Gerade wegen diesem Medienrummels und der Tatsache, dass meine Frau und ich von dem Thema “Nationalsozialismus” eigentlich genug haben, schauten wir uns den Film erst jetzt auf DVD an. Der Kauf-, sowie Leihstart der DVD begann vor einigen Tagen am 17.03.2005
Zur Geschichte: April 1945 im Führerbunker in Berlin: Während draußen die russischen Streitkräfte im mühsamen Straßenkampf die Reichshauptstadt von Ost nach West einnehmen, versuchen die einstigen Granden hinter meterdickem Beton die letzten Angelegenheiten zu ordnen. Hitler (Bruno Ganz) diktiert seiner Sekretärin Traudl Junge (Alexandra Maria Lara) den letzten Willen und heiratet seine Eva (Juliane Köhler). Das Ehepaar Goebbels vergiftet seine Kinder, bevor es Hitler in den Freitod folgt. Unterdessen sinnieren die Generäle vergeblich, wie man sich der russischen Gefangennahme entziehen könnte.
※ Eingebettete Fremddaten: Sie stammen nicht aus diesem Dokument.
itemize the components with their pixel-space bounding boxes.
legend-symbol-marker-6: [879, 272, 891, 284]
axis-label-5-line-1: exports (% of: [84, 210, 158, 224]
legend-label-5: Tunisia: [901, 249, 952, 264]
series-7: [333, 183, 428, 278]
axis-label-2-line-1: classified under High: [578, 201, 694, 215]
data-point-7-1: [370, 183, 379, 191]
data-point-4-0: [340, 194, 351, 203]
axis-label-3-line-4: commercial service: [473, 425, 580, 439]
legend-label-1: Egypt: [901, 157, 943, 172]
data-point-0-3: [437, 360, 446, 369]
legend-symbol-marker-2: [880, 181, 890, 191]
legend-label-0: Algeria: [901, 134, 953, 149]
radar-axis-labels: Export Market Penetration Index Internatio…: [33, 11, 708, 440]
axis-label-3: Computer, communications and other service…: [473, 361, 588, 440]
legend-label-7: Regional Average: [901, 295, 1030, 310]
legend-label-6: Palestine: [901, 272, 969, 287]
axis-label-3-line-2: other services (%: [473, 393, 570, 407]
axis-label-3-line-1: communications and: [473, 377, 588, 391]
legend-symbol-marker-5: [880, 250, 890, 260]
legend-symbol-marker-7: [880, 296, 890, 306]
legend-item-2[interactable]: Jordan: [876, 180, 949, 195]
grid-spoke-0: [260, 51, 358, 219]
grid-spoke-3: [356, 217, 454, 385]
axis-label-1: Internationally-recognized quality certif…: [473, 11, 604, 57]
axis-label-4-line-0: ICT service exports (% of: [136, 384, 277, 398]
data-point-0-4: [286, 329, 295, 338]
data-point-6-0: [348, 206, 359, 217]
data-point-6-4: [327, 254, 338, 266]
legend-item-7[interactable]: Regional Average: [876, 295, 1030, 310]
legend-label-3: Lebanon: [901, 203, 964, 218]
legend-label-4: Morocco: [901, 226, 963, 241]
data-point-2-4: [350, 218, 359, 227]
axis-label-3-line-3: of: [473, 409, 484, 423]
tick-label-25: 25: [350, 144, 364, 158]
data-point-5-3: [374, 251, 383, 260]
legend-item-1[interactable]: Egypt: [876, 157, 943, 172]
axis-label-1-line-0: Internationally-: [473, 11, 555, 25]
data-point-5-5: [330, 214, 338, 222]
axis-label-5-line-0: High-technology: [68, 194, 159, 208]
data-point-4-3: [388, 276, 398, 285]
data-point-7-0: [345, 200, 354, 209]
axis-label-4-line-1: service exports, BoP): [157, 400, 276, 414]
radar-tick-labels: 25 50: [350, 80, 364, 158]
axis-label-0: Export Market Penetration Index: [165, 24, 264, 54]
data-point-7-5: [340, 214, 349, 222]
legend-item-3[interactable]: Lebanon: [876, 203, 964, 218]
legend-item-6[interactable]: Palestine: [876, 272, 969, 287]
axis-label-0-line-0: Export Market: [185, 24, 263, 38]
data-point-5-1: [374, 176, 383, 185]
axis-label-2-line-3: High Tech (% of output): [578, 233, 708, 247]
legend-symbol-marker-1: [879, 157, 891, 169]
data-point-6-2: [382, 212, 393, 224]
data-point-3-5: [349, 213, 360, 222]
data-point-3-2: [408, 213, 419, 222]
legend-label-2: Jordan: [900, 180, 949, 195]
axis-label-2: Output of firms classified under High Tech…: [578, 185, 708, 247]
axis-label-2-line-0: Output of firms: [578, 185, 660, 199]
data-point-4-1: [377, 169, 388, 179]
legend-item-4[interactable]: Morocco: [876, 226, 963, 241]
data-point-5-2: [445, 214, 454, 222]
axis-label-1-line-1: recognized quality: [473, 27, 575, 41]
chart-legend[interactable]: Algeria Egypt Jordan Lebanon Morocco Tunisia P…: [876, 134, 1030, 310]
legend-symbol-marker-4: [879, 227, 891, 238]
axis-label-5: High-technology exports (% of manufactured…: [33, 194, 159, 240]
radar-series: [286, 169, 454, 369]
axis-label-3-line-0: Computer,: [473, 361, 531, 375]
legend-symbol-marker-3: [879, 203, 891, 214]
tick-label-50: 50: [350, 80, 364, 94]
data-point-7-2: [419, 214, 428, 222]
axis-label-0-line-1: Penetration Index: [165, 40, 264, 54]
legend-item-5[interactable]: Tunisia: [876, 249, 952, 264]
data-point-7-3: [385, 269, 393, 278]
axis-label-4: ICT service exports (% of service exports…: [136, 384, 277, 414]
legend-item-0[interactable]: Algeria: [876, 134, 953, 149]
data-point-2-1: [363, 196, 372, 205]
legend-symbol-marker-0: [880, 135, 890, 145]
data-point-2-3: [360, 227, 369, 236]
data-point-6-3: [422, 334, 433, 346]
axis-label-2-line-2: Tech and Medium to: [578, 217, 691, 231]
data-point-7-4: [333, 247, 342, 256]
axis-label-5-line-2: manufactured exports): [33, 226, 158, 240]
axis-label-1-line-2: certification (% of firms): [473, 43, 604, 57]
Der Film springt häufig von Person zu Person und von Gegebenheit zu Gegebenheit. Somit versucht dieser, ein möglichst facettenreiches Bild der letzten Tage um Adolf Hitler und den Abläufen im Führerbunker zu skizzieren. Szenen von Häuserschlachten mit namenlosen Personen wechseln sich ab mit Gesprächen mit Generälen, Vertrauten und Angestellten Hitlers. Dabei schafft es der Film ausgezeichnet, die einzelnen Gefühlsregungen und Reaktionen der Personen zu zeigen: pure Ignoranz der Situation, Angst, Selbstmordgedanken, Fluchtgedanken werden gezeigt. Bis zum Filmtod von Bruno Ganz (der zwar gut spielt, aber nicht so überragend, wie er in der Presse gelobt wird) verfolgt man gespannt das Machtgefüge rund um Hitler. Nach dem Selbstmord Hitlers hat der Film dennoch eine Menge mehr zu bieten: Er zeigt das Taumeln des Regimes, wie es trotz der Nachricht des Todes seines Führers weiterhin Auszeichnung verteilt, Zivilisten wegen angeblicher “Feindbegünstigung” hingerichtet werden und die Organisationstrukturen weiterhin “funktionieren”. Der Film endet mit dem Entkommen der Traudl Junge.
Die negativen Punkte sind auch gleichzeitig die positiven. Klingt komisch, ist aber so. Das häufige Wechseln der Schauplätze und die vielen nennenswerten historischen Figuren verwirren den Zuschauer stark. Wenn man nicht gerade die damaligen Bilder der einzelnen Personen der kompletten Führungsriege um Hitler im Kopf hat, fragt man sich gelegentlich, wer das eben war. Auch die Szenen mit den Hauskämpfen mögen nicht so recht in den Rest des Filmes passen. Musikalisch ist der Film völlig in Ordnung, es wird auch nicht davor zurückgeschreckt, einfach eine Stille wirken zu lassen, ohne gleich Hintergrundmusik aufspielen zu lassen. Die Kostüme und Schauplätze wirken echt und das beklemmende Gefühl, durch ein Fenster zurück in die Zeit geschaut zu haben, hält einige Zeit nach dem Film noch an. In Summe eine gute Produktion, die ohne ein Urteil abzugeben, die damaligen Geschehnisse filmisch inszeniert.